What is near-urban nature? And why must we protect it?
Near-urban nature is comprised of the forests, river valleys, wetlands, savannahs, and other ecological features that surround and intersect our communities. This nature is critical to the health and well-being of all life in the Greater Golden Horseshoe, and is one of our greatest resources for adapting to climate change. While we often look to protect wilderness areas farther afield, southern Ontario is one of the most biodiverse regions in Canada—providing direct and irreplaceable eco-services to the country’s largest concentration of communities and people. This proximity puts near-urban nature at high risk of being degraded and lost, making increased conservation critical.
While we often look to protect wilderness areas farther afield, southern Ontario is one of the most biodiverse regions in Canada—providing direct and irreplaceable eco-services to the country’s largest concentration of communities and people."
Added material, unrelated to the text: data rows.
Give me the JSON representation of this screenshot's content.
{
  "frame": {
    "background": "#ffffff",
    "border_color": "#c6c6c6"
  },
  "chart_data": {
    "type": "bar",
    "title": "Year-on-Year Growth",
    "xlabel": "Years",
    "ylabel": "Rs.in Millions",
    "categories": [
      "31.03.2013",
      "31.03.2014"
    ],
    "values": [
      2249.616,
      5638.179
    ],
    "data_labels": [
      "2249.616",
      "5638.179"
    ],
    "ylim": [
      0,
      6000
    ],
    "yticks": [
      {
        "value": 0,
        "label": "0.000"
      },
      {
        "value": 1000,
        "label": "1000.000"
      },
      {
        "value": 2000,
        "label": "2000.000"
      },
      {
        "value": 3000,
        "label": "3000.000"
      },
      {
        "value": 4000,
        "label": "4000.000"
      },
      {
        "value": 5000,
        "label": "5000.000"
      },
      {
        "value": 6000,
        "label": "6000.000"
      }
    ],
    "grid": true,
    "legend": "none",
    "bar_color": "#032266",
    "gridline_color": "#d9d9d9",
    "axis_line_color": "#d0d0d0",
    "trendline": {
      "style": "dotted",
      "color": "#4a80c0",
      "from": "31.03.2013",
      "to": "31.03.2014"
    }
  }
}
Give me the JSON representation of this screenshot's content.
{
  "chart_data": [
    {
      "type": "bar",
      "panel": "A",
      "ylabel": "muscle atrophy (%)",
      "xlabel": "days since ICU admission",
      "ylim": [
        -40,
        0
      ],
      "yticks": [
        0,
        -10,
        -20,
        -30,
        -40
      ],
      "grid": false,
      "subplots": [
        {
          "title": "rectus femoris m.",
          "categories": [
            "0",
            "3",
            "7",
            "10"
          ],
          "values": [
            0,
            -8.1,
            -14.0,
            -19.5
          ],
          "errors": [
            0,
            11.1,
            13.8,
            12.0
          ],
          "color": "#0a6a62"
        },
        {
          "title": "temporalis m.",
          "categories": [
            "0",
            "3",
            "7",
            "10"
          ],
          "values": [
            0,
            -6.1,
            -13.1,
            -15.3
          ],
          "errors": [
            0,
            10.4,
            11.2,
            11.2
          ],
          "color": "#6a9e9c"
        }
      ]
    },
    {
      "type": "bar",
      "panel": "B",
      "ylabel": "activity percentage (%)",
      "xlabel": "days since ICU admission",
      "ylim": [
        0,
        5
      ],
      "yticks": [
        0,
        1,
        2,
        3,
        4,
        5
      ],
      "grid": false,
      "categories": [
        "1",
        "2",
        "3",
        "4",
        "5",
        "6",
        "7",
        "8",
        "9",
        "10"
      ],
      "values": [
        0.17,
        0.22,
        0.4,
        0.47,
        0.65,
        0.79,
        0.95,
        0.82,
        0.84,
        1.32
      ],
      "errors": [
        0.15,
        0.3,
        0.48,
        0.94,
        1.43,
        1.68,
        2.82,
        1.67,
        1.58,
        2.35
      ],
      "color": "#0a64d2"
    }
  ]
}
Rising to Meet the Challenge
Protecting near-urban nature within the Greater Golden Horseshoe (GGH) is a challenge given multiple jurisdictions, competing visions for the use of lands, and highly fragmented ownership.
Continued urban growth when met with the climate crisis will make more Canadians vulnerable to flooding, heat waves, droughts, and other stresses that affect everything from our infrastructure to our food production systems and local economies. Meeting this challenge begins with awareness of nature’s benefits. Indigenous histories and knowledge systems in preserving nature can inform strategies and advance management of the lands, water, and wildlife in the region.
Join us to share and discover effective actions we can take to conserve, protect, and manage regionally significant ecological systems and corridors in near urban landscapes, such as the Greenbelt and Greater Golden Horseshoe, and similar geographies in Canada. We are committed to engaging local Indigenous communities in accordance with community protocols and the development of ethical space for all to contribute meaningfully.
Canada’s federal and provincial governments support the protection of ecosystems, landscapes and biodiversity. The landmark Canada Nature Fund enables community action including efforts to protect 17% of lands and marine areas by 2020 and 25% by 2025. Urbanizing regions requires actions beyond traditional protection measures. A Near-Urban Nature Network Strategy will identify priorities, opportunities and how to address threats, communicate benefits and outline possible partners.
- Address threats to biodiversity in southern Ontario.
- Identify solutions to protect near urban nature at an increased rate.
- Help realize nature’s is full public contributions to community health, prosperity, and climate resilience.
- Respect Indigenous communities as land right’s holders and amplify Indigenous knowledge systems and leadership.
- Enable greater action by municipal governments and private landowners, including agricultural landowners.
- Promote voluntary innovative community action.
- Initiate a pan-Canadian conversation about protecting near urban biodiversity.
The Southern Ontario Nature Coalition (SONC) is a group of experienced provincial, regional, and community-based conservation organizations, land-based policy experts, and Indigenous engagement specialists. With support from the Government of Canada, SONC is developing a strategy that supports a robust near-urban nature network for the Greater Golden Horseshoe. What we learn here and in similar geographies will be instrumental in informing work being done across the country, including the predominantly urban landscapes of southern Canada. Ultimately, our work today is critical to the resilience and prosperity of Canadian communities tomorrow.
The Coalition is committed to engaging Indigenous communities in accordance with community protocols and the development of ethical space for all to contribute meaningfully.